Jesper Lodin reports back from the battlements of online dating in this week’s Culture Column.
So hey! I recently got into online dating. Maybe that’s old hat to everyone else (probably) but until last summer, I wasn’t convinced that any of those sites were a better use of your time than making soap or something. Well, what made me change my mind was when my sister, of all people, started going on about all the idiotic messages from dorks (and some equally asinine ones from hotter guys, who somehow got them digital doe eyes in return instead of ye olde creep-shaming) she was getting on this dating app she’d downloaded.
Since her technological uptake is usually so darn slowpoke, with browser tabs set to reach her around the time the Amish space program gets off the ground, this was quite the interesting development. Could it be that normal people had started venturing to these sites, and not just a legion of snarky otakus? Intrigued, I filed away this new information mentally, under the heading of ”Huh”.

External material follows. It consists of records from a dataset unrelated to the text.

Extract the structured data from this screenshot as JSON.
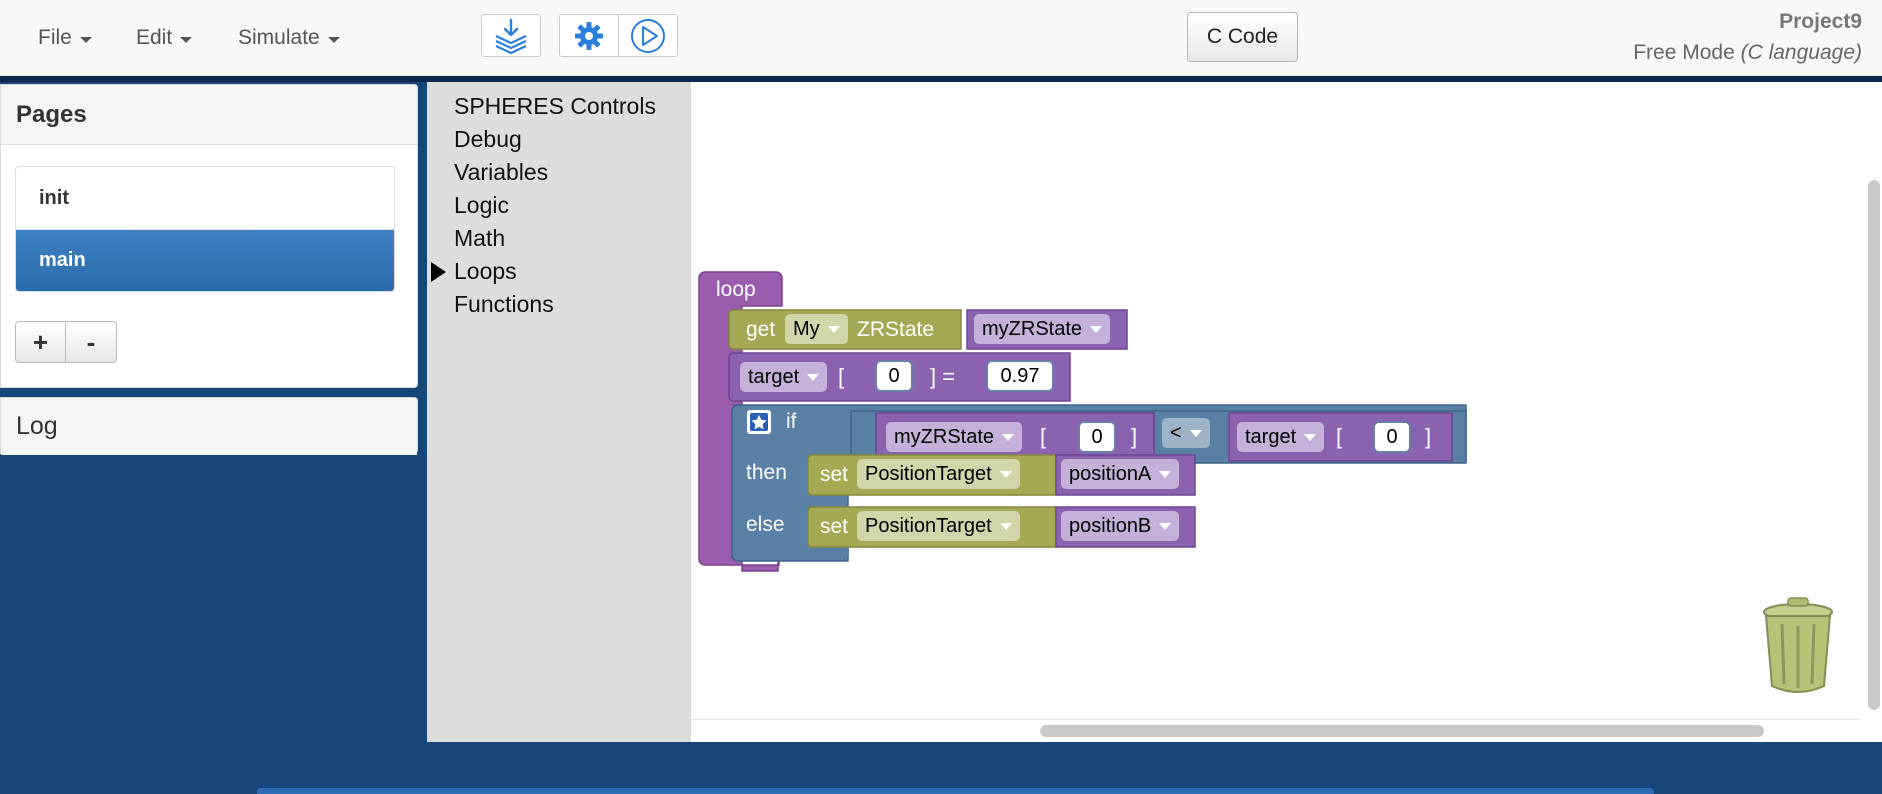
{
  "menu": {
    "file": "File",
    "edit": "Edit",
    "simulate": "Simulate"
  },
  "toolbar": {
    "ccode_label": "C Code"
  },
  "project": {
    "name": "Project9",
    "mode_prefix": "Free Mode ",
    "mode_lang": "(C language)"
  },
  "pages_panel": {
    "title": "Pages",
    "items": [
      {
        "label": "init",
        "active": false
      },
      {
        "label": "main",
        "active": true
      }
    ],
    "add_label": "+",
    "remove_label": "-"
  },
  "log_panel": {
    "title": "Log"
  },
  "toolbox": {
    "items": [
      {
        "label": "SPHERES Controls"
      },
      {
        "label": "Debug"
      },
      {
        "label": "Variables"
      },
      {
        "label": "Logic"
      },
      {
        "label": "Math"
      },
      {
        "label": "Loops",
        "selected": true
      },
      {
        "label": "Functions"
      }
    ]
  },
  "blocks": {
    "loop": "loop",
    "get": "get",
    "my": "My",
    "zrstate": "ZRState",
    "myzrstate_var": "myZRState",
    "target_var": "target",
    "open_bracket": "[",
    "close_bracket": "]",
    "close_eq": "] =",
    "index0": "0",
    "value": "0.97",
    "if_label": "if",
    "then_label": "then",
    "else_label": "else",
    "cond_var": "myZRState",
    "cond_index": "0",
    "operator": "<",
    "cond_target": "target",
    "cond_target_index": "0",
    "set": "set",
    "position_target": "PositionTarget",
    "position_a": "positionA",
    "position_b": "positionB"
  },
  "colors": {
    "nav_bg": "#f8f8f8",
    "app_bg": "#16467a",
    "loop_block": "#9a5cac",
    "variable_block": "#8a62b0",
    "get_set_block": "#a5a954",
    "if_block": "#5b80a5",
    "active_page": "#337ab7"
  }
}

A little background might be in order here. See, I’m at a point in my life where a lot of the guys I grew up with are getting married to the first or second woman who returned their texts, and though they sure seem as happy as my dog gets when you reluctantly allow her to eat the goop that accumulates in her eyes (affectionately referred to as her ”eye candy”), that doesn’t sit all that well with me.

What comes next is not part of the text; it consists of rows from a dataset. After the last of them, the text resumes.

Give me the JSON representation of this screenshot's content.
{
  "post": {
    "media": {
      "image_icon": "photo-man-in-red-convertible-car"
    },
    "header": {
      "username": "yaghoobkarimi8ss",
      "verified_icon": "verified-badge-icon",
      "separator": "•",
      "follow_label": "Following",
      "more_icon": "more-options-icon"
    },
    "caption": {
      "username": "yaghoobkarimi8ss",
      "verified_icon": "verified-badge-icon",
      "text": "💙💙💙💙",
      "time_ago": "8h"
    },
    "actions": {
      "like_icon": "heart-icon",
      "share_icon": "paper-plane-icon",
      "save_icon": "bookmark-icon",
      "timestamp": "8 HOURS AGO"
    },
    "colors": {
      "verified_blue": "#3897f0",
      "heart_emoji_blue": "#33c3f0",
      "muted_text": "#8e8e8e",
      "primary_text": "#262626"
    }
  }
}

For my part, I’ve been pretty hell-bent on not only enjoying my youth, but also casting as wide a net as possible, so as to have at least more options than a North Korean voting booth when the time to settle down comes. It struck me that online dating might be a valuable supplement to simply waiting to get yanked off the dance floor and put in the child safety seat of a romantic relationship, which is how it usually goes with me and every single dude I know.

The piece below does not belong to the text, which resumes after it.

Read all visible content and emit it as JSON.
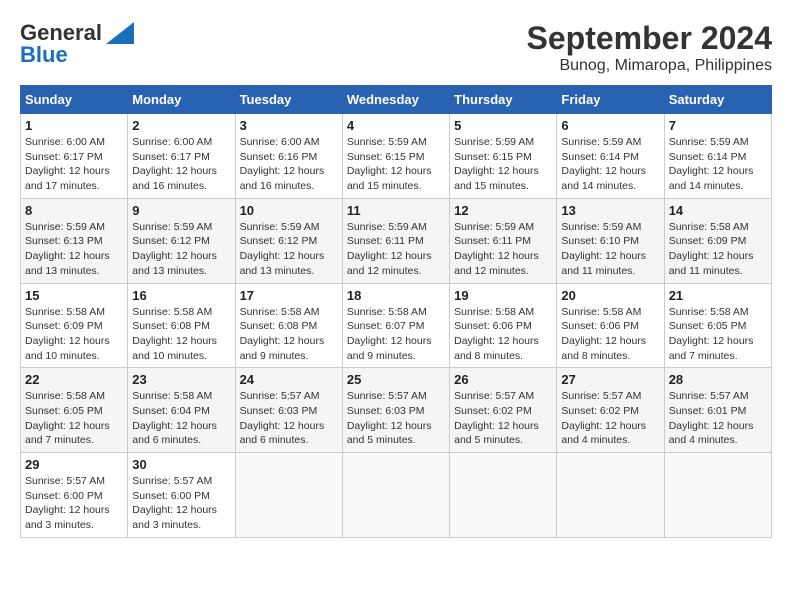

(Before we go any further, can I just officially disown the picture of me here? Not that I have a jawline like an Imperial Star Destroyer or anything, but it’s usually not as bad as all that, and it doesn’t exactly lend credibility to anything I have to say about relations with the opposite sex. I mean, not to e-brag or anything, but I usually don’t resemble a sycophantic beet)
Well, fast-forward past six months of hazily remembered lectures on things I will most likely have to re-learn in seven minutes on my iPhone in the bathroom at my first post-graduation job. One dreadfully hungover Sunday, I finally decided I would try my hand at, ahem, peddling my penile wares online, and went ahead and made an account on the largest dating site in Sweden, Badoo, über-shady Russian venture capitalist business practices and all.
Now, a few months down the road, I’ve acquitted myself quite well. Sure, a lot of it comes down to your looks (women are notoriously picky online, with the OkCupid blog reporting that women as a group find 80% of men to be ”worse looking than average”). Still, if you’ve any semblance of written game (as in charm. Not Doki Doki Panic), you’re miles ahead of the bumbling masses, and a sufficiently witty verbal broadside is often enough to make inroads with most women worth dating anyway.
But Jesus H. Christ, where does all this male desperation stem from? Sure, you’d expect some sexual traffic congestion around the top-rated women, but the dudes there are laying constant, unrelenting siege to everyone. I’m fairly certain at this point in time that if I were to simply change the gender setting to ”female” on my profile, I could be getting married to a 37-year-old balding dentist this time tomorrow. Same goes for most of my houseplants, and probably a smiley face drawn in an ashtray.
Whether there’s an evolutionary basis for this behavioral difference or whether it’s all just socially constructed, I’m not going to kick that particular hornet’s nest, but it sure is pretty tragic either way. Not for my own prospects, I do alright for myself, but because there’s evidently some pretty basic human needs not being met for that subset of the male population… Oh, there’s certainly a lot of loneliness among women as well, but the male inability to deal with it just screams at you at the top of its lungs whenever you visit websites like that.
For my part, I think I’m going to stop laughing quite so heartily at the next Borat-esque rambling digital love letter that gets passed around my social circle… Those men, clueless as they might be, have spread their romantic dreams underneath someone’s feet. I hope that people find it in themselves to tread lightly.